Mentor - Raniuszkowy Dziób (*), Wierzbowa Kora
Uczniowie obecni - ///
Uczniowie dawni - Kunia NorkaCzerwona Róża
HISTORIA

Historia Szronu jest w pewnym sensie dość tragiczna, mimo że zaczyna się niejako przyjemnie. Urodził się w grupie kotów, kultystów, czczących mroczne bóstwa, które podobno były gdzieś tam na górze. Albo na dole. Wiernie przysłuchiwał się naukom swoich opiekunów, dorastając z myślą, że kiedyś dołączy w szeregi pełnoprawnych członków ich społeczności. Wyczekiwał tego momentu z niecierpliwością, odliczając dni i godziny. Kiedy jednak w końcu nadszedł, kiedy jego rodzeństwo otrzymało wszystkie znaczenia, straciło ogony, kiedy nadeszła jego kolej i było gotowy na gorący ból rozpalający ciało...
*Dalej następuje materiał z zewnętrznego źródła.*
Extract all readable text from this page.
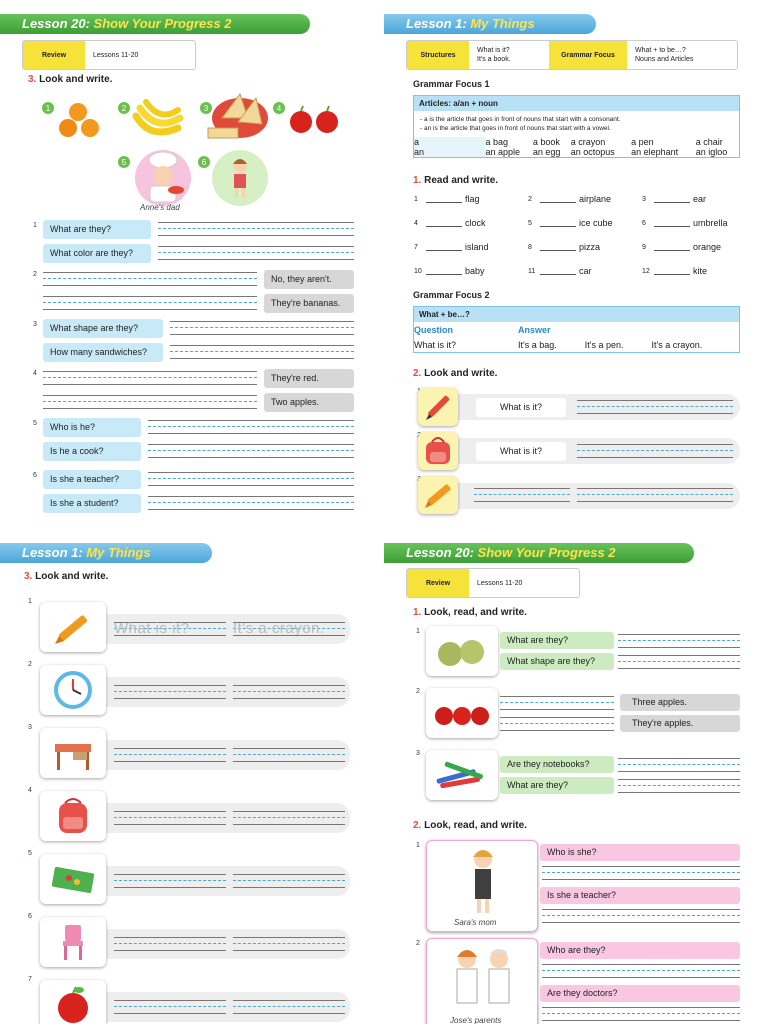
Lesson 20: Show Your Progress 2
Review	Lessons 11-20
3. Look and write.
1	2	3	4
5	6
Anne's dad
1	What are they?
What color are they?
2	No, they aren't.
They're bananas.
3	What shape are they?
How many sandwiches?
4	They're red.
Two apples.
5	Who is he?
Is he a cook?
6	Is she a teacher?
Is she a student?
Lesson 1: My Things
Structures
What is it?
It's a book.
Grammar Focus
What + to be…?
Nouns and Articles
Grammar Focus 1
Articles: a/an + noun
- a is the article that goes in front of nouns that start with a consonant.
- an is the article that goes in front of nouns that start with a vowel.
a	a bag	a book	a crayon	a pen	a chair
an	an apple	an egg	an octopus	an elephant	an igloo
1. Read and write.
1	flag	2	airplane	3	ear
4	clock	5	ice cube	6	umbrella
7	island	8	pizza	9	orange
10	baby	11	car	12	kite
Grammar Focus 2
What + be…?
Question	Answer		
What is it?	It's a bag.	It's a pen.	It's a crayon.
2. Look and write.
What is it?
What is it?
Lesson 1: My Things
3. Look and write.
1
What is it?	It's a crayon.
2
3
4
5
6
7
Lesson 20: Show Your Progress 2
Review	Lessons 11-20
1. Look, read, and write.
1
What are they?
What shape are they?
2
Three apples.
They're apples.
3
Are they notebooks?
What are they?
2. Look, read, and write.
1
Sara's mom
Who is she?
Is she a teacher?
2
Who are they?
Are they doctors?
Jose's parents
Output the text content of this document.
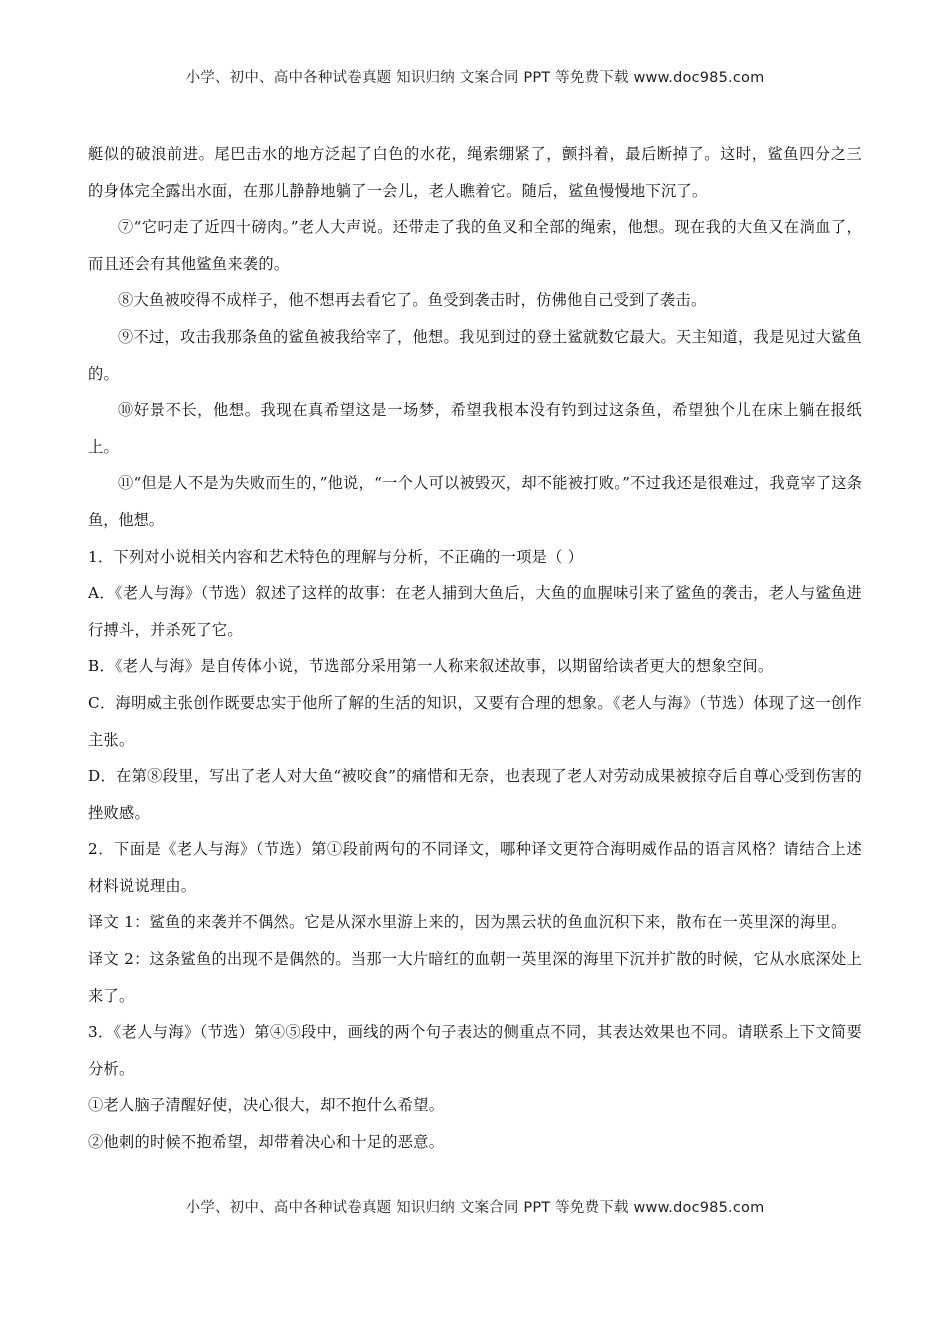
小学、初中、高中各种试卷真题 知识归纳 文案合同 PPT 等免费下载 www.doc985.com

艇似的破浪前进。尾巴击水的地方泛起了白色的水花，绳索绷紧了，颤抖着，最后断掉了。这时，鲨鱼四分之三的身体完全露出水面，在那儿静静地躺了一会儿，老人瞧着它。随后，鲨鱼慢慢地下沉了。

⑦“它叼走了近四十磅肉。”老人大声说。还带走了我的鱼叉和全部的绳索，他想。现在我的大鱼又在淌血了，而且还会有其他鲨鱼来袭的。

⑧大鱼被咬得不成样子，他不想再去看它了。鱼受到袭击时，仿佛他自己受到了袭击。

⑨不过，攻击我那条鱼的鲨鱼被我给宰了，他想。我见到过的登土鲨就数它最大。天主知道，我是见过大鲨鱼的。

⑩好景不长，他想。我现在真希望这是一场梦，希望我根本没有钓到过这条鱼，希望独个儿在床上躺在报纸上。

⑪“但是人不是为失败而生的，”他说，“一个人可以被毁灭，却不能被打败。”不过我还是很难过，我竟宰了这条鱼，他想。

1．下列对小说相关内容和艺术特色的理解与分析，不正确的一项是（ ）

A．《老人与海》（节选）叙述了这样的故事：在老人捕到大鱼后，大鱼的血腥味引来了鲨鱼的袭击，老人与鲨鱼进行搏斗，并杀死了它。

B．《老人与海》是自传体小说，节选部分采用第一人称来叙述故事，以期留给读者更大的想象空间。

C．海明威主张创作既要忠实于他所了解的生活的知识，又要有合理的想象。《老人与海》（节选）体现了这一创作主张。

D．在第⑧段里，写出了老人对大鱼“被咬食”的痛惜和无奈，也表现了老人对劳动成果被掠夺后自尊心受到伤害的挫败感。

2．下面是《老人与海》（节选）第①段前两句的不同译文，哪种译文更符合海明威作品的语言风格？请结合上述材料说说理由。

译文 1：鲨鱼的来袭并不偶然。它是从深水里游上来的，因为黑云状的鱼血沉积下来，散布在一英里深的海里。

译文 2：这条鲨鱼的出现不是偶然的。当那一大片暗红的血朝一英里深的海里下沉并扩散的时候，它从水底深处上来了。

3．《老人与海》（节选）第④⑤段中，画线的两个句子表达的侧重点不同，其表达效果也不同。请联系上下文简要分析。

①老人脑子清醒好使，决心很大，却不抱什么希望。

②他刺的时候不抱希望，却带着决心和十足的恶意。

小学、初中、高中各种试卷真题 知识归纳 文案合同 PPT 等免费下载 www.doc985.com
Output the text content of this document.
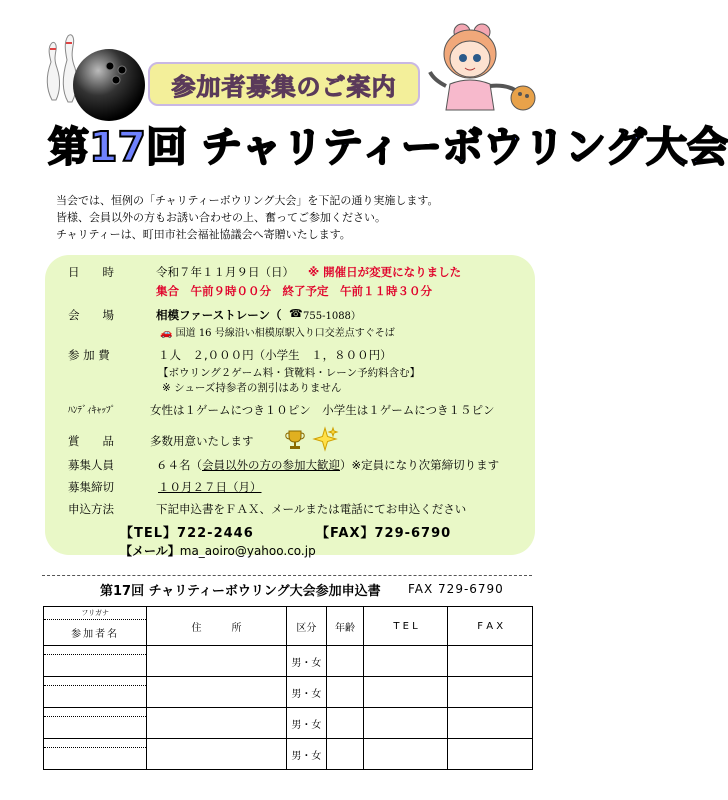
参加者募集のご案内
第17回 チャリティーボウリング大会
当会では、恒例の「チャリティーボウリング大会」を下記の通り実施します。
皆様、会員以外の方もお誘い合わせの上、奮ってご参加ください。
チャリティーは、町田市社会福祉協議会へ寄贈いたします。
日　　時	令和７年１１月９日（日） ※ 開催日が変更になりました
集合　午前９時００分　終了予定　午前１１時３０分
会　　場	相模ファーストレーン（ ☎ 755-1088）
🚗 国道 16 号線沿い相模原駅入り口交差点すぐそば
参 加 費	１人　２,０００円（小学生　１，８００円）
【ボウリング２ゲーム料・貸靴料・レーン予約料含む】
※ シューズ持参者の割引はありません
ﾊﾝﾃﾞｨｷｬｯﾌﾟ	女性は１ゲームにつき１０ピン　小学生は１ゲームにつき１５ピン
賞　　品	多数用意いたします
募集人員	６４名（会員以外の方の参加大歓迎）※定員になり次第締切ります
募集締切	１０月２７日（月）
申込方法	下記申込書をＦＡＸ、メールまたは電話にてお申込ください
【TEL】722-2446	【FAX】729-6790
【メール】ma_aoiro@yahoo.co.jp
第17回 チャリティーボウリング大会参加申込書 FAX 729-6790
フリガナ
参加者名	住　　　所	区分	年齢	T E L	F A X

		男・女			

		男・女			

		男・女			

		男・女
Szron usłyszał tylko krzyki. Zęby swojego rodzeństwa na karku. Mało z tego pamięta, całe to zdarzenie jest dla niego jakby widziane przez mgłę. Widział jedynie krwawe miazgi, które niegdyś przybierały kształt jego rodziny, którą tak bardzo sobie cenił. Próby przypomnienia sobie bardziej szczegółów przyprawiają go o ból głowy.
Nie przysiągł sobie jednak zemsty. Uznał, że najzwyczajniej w świecie był to ich czas, a nadmierne płakanie nad ich śmiercią tylko odciągnie go od tego co ważne tu i teraz - otworzeniu kultu.